Quando chega à Acic, seja criança ou adulto, a pessoa passa por um contato com a assistente social. Ela precisa de um laudo sobre o quanto tem de visão. É observada a definição científica do que é uma pessoa cega (com até 5% de visão) e a considerada com baixa visão (entre 5% e 30%). O público atendido divide-se nessa especificidade. Entre as causas mais comuns da dificuldade visual estão glaucoma, catarata congênita, retinopatia diabética, retinopatia de prematuridade (bebês sem retina formada). Depois de identificada a acuidade visual, a pessoa segue para avaliação psicológica, pedagógica e de mobilidade. De zero a 10 anos passa também por avaliação de educação física.
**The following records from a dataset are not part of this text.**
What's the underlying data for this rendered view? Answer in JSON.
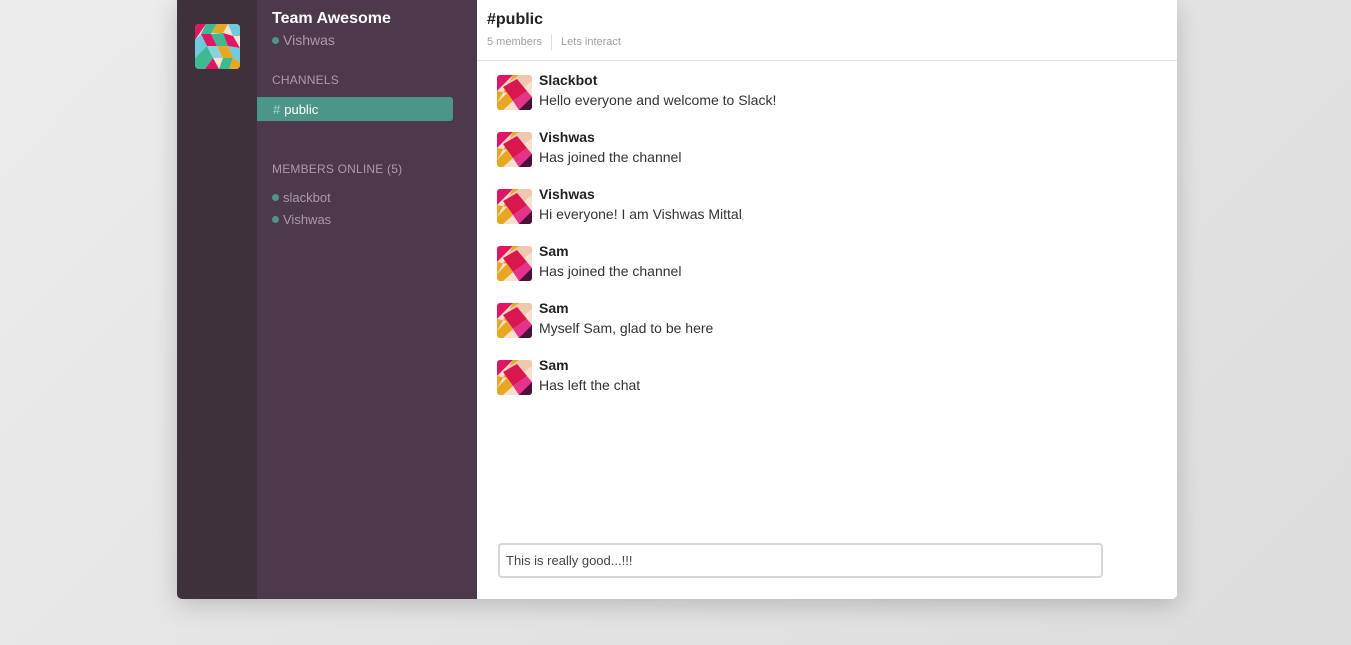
{
  "team": {
    "name": "Team Awesome",
    "current_user": "Vishwas"
  },
  "sidebar": {
    "channels_title": "CHANNELS",
    "channels": [
      {
        "hash": "#",
        "name": "public",
        "active": true
      }
    ],
    "members_title": "MEMBERS ONLINE (5)",
    "members": [
      {
        "name": "slackbot"
      },
      {
        "name": "Vishwas"
      }
    ]
  },
  "header": {
    "channel": "#public",
    "member_count": "5 members",
    "topic": "Lets interact"
  },
  "messages": [
    {
      "author": "Slackbot",
      "text": "Hello everyone and welcome to Slack!"
    },
    {
      "author": "Vishwas",
      "text": "Has joined the channel"
    },
    {
      "author": "Vishwas",
      "text": "Hi everyone! I am Vishwas Mittal"
    },
    {
      "author": "Sam",
      "text": "Has joined the channel"
    },
    {
      "author": "Sam",
      "text": "Myself Sam, glad to be here"
    },
    {
      "author": "Sam",
      "text": "Has left the chat"
    }
  ],
  "composer": {
    "value": "This is really good...!!!"
  },
  "colors": {
    "team_rail": "#3e313c",
    "sidebar": "#4d394b",
    "accent": "#4c9689",
    "sidebar_text": "#ab9ba9"
  },
  "icons": {
    "team_logo": "slack-logo-icon",
    "avatar": "user-avatar-icon",
    "presence": "presence-dot-icon"
  }
}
Ao lado, veja como eles aprendem a se tornar independentes, até mesmo para ter autonomia e segurança para paquerar e formar uma família.

Em Busca da Independência

A Associação Catarinense para Integração do Cego (Acic) promove atividades para proporcionar autonomia para cegos ou pessoas com baixa visão encararem o cotidiano. Estímulos distintos são aplicados conforme o grau de desenvolvimento da pessoa:

O INICIANTE

Legenda descritiva: O bebê Pedro, de pele branquinha, olhos azuis e cabelos pretos, tem o rosto iluminado por uma lanterna do profissional da Acic (Foto: Betina Humeres / Agência RBS)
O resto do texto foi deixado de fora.